- Born: Aubrey Lea Amherst Cecil Asheville, North Carolina, U.S.
- Occupation: jewelry designer
- Spouse: Kyle Baliles (m. 2016)
- Relatives: William A. V. Cecil (grandfather)

= Aubrey Vanderbilt Cecil =

American jewelry designer

Aubrey Lea Amherst Vanderbilt Cecil Baliles is an American jewelry designer and member of the Vanderbilt family.

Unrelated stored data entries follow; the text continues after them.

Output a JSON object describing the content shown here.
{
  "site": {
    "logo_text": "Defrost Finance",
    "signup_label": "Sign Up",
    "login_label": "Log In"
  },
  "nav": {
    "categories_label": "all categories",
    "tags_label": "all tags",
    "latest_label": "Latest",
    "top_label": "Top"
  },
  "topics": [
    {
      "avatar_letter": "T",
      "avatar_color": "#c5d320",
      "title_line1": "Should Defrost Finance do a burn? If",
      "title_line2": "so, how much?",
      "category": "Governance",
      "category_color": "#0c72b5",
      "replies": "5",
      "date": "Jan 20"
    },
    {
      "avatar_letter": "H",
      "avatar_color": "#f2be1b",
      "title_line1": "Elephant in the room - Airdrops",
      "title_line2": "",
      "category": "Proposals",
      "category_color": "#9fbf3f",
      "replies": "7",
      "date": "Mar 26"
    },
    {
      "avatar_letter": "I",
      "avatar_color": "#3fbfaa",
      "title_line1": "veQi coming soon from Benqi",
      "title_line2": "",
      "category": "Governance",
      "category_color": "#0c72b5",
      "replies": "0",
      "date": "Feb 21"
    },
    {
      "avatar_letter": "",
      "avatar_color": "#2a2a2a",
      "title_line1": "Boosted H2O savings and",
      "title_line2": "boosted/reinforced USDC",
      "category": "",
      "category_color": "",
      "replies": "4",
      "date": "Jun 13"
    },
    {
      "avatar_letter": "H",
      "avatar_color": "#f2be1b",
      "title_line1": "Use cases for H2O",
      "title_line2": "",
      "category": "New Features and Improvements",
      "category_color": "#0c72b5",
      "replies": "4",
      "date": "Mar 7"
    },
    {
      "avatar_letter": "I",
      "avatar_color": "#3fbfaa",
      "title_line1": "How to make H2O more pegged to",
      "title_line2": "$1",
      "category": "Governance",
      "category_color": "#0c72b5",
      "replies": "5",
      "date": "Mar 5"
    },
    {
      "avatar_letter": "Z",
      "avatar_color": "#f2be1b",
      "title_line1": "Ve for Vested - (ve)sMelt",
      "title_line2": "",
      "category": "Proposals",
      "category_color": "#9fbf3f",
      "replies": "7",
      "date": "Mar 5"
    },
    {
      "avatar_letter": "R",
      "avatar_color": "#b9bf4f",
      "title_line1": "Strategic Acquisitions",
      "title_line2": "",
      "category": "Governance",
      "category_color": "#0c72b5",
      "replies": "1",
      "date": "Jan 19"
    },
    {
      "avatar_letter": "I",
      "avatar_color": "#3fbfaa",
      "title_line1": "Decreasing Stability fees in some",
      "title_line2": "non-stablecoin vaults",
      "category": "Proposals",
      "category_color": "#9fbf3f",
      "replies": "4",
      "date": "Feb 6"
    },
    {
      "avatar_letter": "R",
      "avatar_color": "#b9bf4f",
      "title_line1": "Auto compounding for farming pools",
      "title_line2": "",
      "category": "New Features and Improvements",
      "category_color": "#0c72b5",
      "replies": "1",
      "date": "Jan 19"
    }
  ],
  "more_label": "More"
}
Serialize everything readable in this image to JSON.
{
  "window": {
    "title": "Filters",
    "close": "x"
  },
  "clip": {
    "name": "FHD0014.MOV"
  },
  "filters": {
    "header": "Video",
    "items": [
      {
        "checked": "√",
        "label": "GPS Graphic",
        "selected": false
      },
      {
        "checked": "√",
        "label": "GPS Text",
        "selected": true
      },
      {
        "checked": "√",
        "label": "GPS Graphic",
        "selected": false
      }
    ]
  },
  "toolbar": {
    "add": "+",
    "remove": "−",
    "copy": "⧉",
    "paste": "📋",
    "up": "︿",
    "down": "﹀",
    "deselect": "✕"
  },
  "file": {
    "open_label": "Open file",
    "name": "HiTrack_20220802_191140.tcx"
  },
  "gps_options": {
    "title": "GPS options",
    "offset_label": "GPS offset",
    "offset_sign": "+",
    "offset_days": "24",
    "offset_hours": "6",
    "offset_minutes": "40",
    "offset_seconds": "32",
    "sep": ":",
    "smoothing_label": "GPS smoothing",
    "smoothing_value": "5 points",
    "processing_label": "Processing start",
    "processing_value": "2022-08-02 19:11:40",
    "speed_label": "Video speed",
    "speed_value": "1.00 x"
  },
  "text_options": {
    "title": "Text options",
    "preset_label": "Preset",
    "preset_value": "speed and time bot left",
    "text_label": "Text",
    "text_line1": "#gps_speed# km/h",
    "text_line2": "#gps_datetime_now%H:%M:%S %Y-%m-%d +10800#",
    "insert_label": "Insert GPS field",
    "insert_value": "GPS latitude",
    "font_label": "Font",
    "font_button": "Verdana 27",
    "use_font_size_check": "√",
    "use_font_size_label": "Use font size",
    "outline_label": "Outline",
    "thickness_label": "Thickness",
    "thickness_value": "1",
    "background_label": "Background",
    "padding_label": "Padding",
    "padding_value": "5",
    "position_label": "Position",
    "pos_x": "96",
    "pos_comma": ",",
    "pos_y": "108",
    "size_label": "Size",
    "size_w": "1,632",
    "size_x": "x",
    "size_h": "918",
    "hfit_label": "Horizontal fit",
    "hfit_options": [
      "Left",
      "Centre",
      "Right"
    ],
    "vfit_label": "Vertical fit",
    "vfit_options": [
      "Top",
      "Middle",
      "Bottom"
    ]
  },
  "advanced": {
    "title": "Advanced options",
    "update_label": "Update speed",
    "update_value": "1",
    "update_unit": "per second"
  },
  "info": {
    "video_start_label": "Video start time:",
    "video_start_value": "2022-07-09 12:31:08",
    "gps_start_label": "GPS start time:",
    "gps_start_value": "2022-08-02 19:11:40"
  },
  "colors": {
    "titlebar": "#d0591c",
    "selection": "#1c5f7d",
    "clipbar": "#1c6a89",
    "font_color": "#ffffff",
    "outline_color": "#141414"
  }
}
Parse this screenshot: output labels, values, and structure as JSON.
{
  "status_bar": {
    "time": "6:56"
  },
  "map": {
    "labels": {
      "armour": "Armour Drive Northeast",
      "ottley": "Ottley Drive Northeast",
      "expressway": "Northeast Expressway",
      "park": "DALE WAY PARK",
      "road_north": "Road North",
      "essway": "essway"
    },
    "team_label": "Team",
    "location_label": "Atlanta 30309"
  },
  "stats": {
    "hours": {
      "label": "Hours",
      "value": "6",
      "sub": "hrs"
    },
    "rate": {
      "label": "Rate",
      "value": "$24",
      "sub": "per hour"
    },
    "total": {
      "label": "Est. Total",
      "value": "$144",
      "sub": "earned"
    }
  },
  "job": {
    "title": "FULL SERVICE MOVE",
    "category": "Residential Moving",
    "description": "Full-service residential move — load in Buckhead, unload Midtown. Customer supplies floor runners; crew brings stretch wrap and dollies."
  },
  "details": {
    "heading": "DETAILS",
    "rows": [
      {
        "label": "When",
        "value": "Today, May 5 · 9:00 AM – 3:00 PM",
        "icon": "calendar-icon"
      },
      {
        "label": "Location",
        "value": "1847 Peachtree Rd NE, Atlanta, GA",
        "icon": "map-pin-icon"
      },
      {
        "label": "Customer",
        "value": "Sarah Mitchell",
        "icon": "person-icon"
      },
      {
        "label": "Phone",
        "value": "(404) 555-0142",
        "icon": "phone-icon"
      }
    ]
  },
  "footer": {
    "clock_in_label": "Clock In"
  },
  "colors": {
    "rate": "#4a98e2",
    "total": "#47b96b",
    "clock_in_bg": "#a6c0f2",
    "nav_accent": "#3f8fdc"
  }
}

== Early life and family ==
Cecil is the daughter of William Amherst Vanderbilt Cecil Jr., the president and CEO of The Biltmore Company, and Virginia Lea Rott. Her grandfather, William Amherst Vanderbilt Cecil Sr., was the owner of Biltmore Estate near Asheville, North Carolina. She is the great-great-granddaughter of George Washington Vanderbilt II and Edith Stuyvesant Dresser.

== Career ==
Cecil worked in operations for The Biltmore Company as the liaison between Biltmore Farms operations and the food and beverage department.

In 2021, she and her husband launched a jewelry brand called Avermore. In 2025, she released a holiday collection, called Christmas with Mrs. Vanderbilt, inspired by her great-great grandmother. She released a line of bridal jewelry in August 2026.

== Personal life ==
On August 6, 2016, Cecil married Kyle Baliles at the Biltmore Estate. She wore a bridal veil from 1903 that passed down through the Lee, Bouvier, and Cecil families and was worn by Jacqueline Bouvier Kennedy and Lee Radziwill.